I had thought about going to 10s to see if they would correct the problem, do you think there will be much difference, I will not get to try it until Monday as no 10s here at the moment.
 
.009 - .010 is a big difference. for me it seems to be the crosover point between a good tone and lacking tone. it seems to hold a tune much better, just better overall
 
Do you have a string retainer on the B-E strings?
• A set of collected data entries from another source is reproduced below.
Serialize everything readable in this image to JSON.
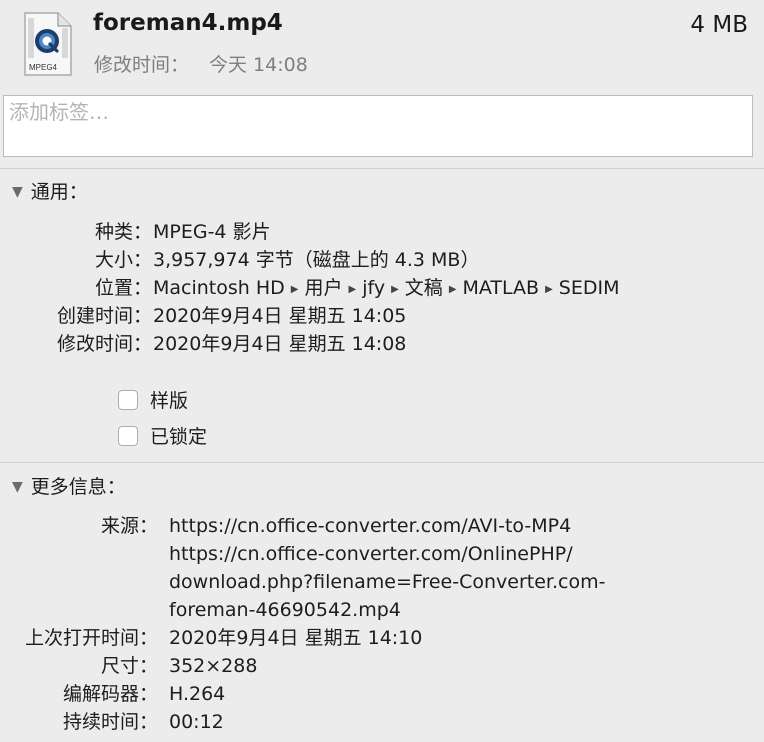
{
  "header": {
    "file_name": "foreman4.mp4",
    "file_size": "4 MB",
    "modified_label": "修改时间：",
    "modified_value": "今天 14:08",
    "icon_text": "MPEG4"
  },
  "tags": {
    "placeholder": "添加标签…"
  },
  "general": {
    "title": "通用：",
    "kind_label": "种类：",
    "kind_value": "MPEG-4 影片",
    "size_label": "大小：",
    "size_value": "3,957,974 字节（磁盘上的 4.3 MB）",
    "where_label": "位置：",
    "where_path": [
      "Macintosh HD",
      "用户",
      "jfy",
      "文稿",
      "MATLAB",
      "SEDIM"
    ],
    "created_label": "创建时间：",
    "created_value": "2020年9月4日 星期五 14:05",
    "modified_label": "修改时间：",
    "modified_value": "2020年9月4日 星期五 14:08",
    "stationery_label": "样版",
    "locked_label": "已锁定"
  },
  "more_info": {
    "title": "更多信息：",
    "source_label": "来源：",
    "source_lines": [
      "https://cn.office-converter.com/AVI-to-MP4",
      "https://cn.office-converter.com/OnlinePHP/",
      "download.php?filename=Free-Converter.com-",
      "foreman-46690542.mp4"
    ],
    "last_opened_label": "上次打开时间：",
    "last_opened_value": "2020年9月4日 星期五 14:10",
    "dimensions_label": "尺寸：",
    "dimensions_value": "352×288",
    "codecs_label": "编解码器：",
    "codecs_value": "H.264",
    "duration_label": "持续时间：",
    "duration_value": "00:12"
  }
}
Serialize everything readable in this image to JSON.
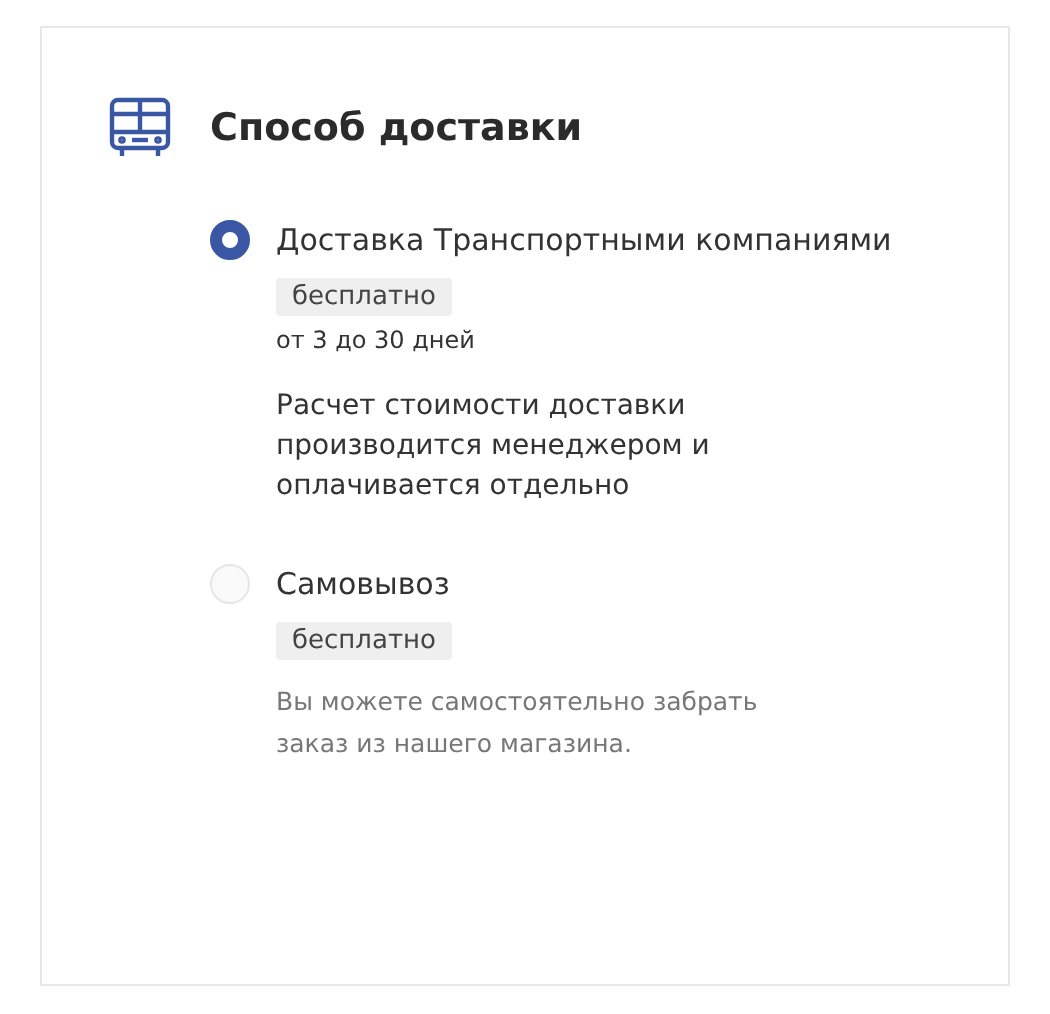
{
  "section": {
    "title": "Способ доставки"
  },
  "options": [
    {
      "label": "Доставка Транспортными компаниями",
      "selected": true,
      "price": "бесплатно",
      "term": "от 3 до 30 дней",
      "description": {
        "kind": "info",
        "text": "Расчет стоимости доставки производится менеджером и оплачивается отдельно"
      }
    },
    {
      "label": "Самовывоз",
      "selected": false,
      "price": "бесплатно",
      "description": {
        "kind": "hint",
        "text": "Вы можете самостоятельно забрать заказ из нашего магазина."
      }
    }
  ]
}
I haven't seen the exact same issue as you describe, but have seen issues with Warmoth Strat necks and fcatory installed nuts unless you have a string retainer on the 1st & 2nd string especially with extra-light strings.
 
Hi, never considered that but no I decided to leave the string retainers off, as I thought they were unnecessary but I can put them on and see how it works out, thanks for all the help and advice once again.
 
Definitely throw a string retainer on there; assuming it's not an angled Strat neck you really need one especially with light strings; I normally use .009 Boomer sets and will bend the 1st string out of the nut if there's no retainer, may fix the issue you're seeing.
 
I'd just like to take this opportunity to point out that Dick Dale used .016s.  :guitaristgif: :guitaristgif:
 
And Carlos Santana, Duane Allman, Jimmy Page & JImi Hendrix used .009's, which is why those wimps had "no tone."  :blob7:
 
stubhead said:
And Carlos Santana, Duane Allman, Jimmy Page & JImi Hendrix used .009's, which is why those wimps had "no tone."  :blob7:

Yeah, but they had vintage gear.
 
stubhead said:
And Carlos Santana, Duane Allman, Jimmy Page & JImi Hendrix used .009's, which is why those wimps had "no tone."  :blob7:

EVH too I believe...

I use 9's on my TOM type guitars but 10's on my strat. 10 seem better on it. Nines are fine with humbuckers, IMO. Plus it makes bends easier for my wimpy fingers.
 
What's the point of these 'appeal to authority' arguments? It's not like those guys are famous because of their 'tone'. Thicker strings have obvious advantages (tone, tuning stability, harder to break, long lasting), but some people play faster on thinner ones, and thinner ones are easier to bend.
Just imagine how good Jimi would have sounded had he been able to bend with 11s! (just kidding, don't freak out on me).

btw, can that be true? I thought that Jimi and EC invented the unwound G by taking a heavy B string from another set. Did there used to be .009 sets with a wound G in the sixties? that would be odd. I'd love to see your source, stubhead.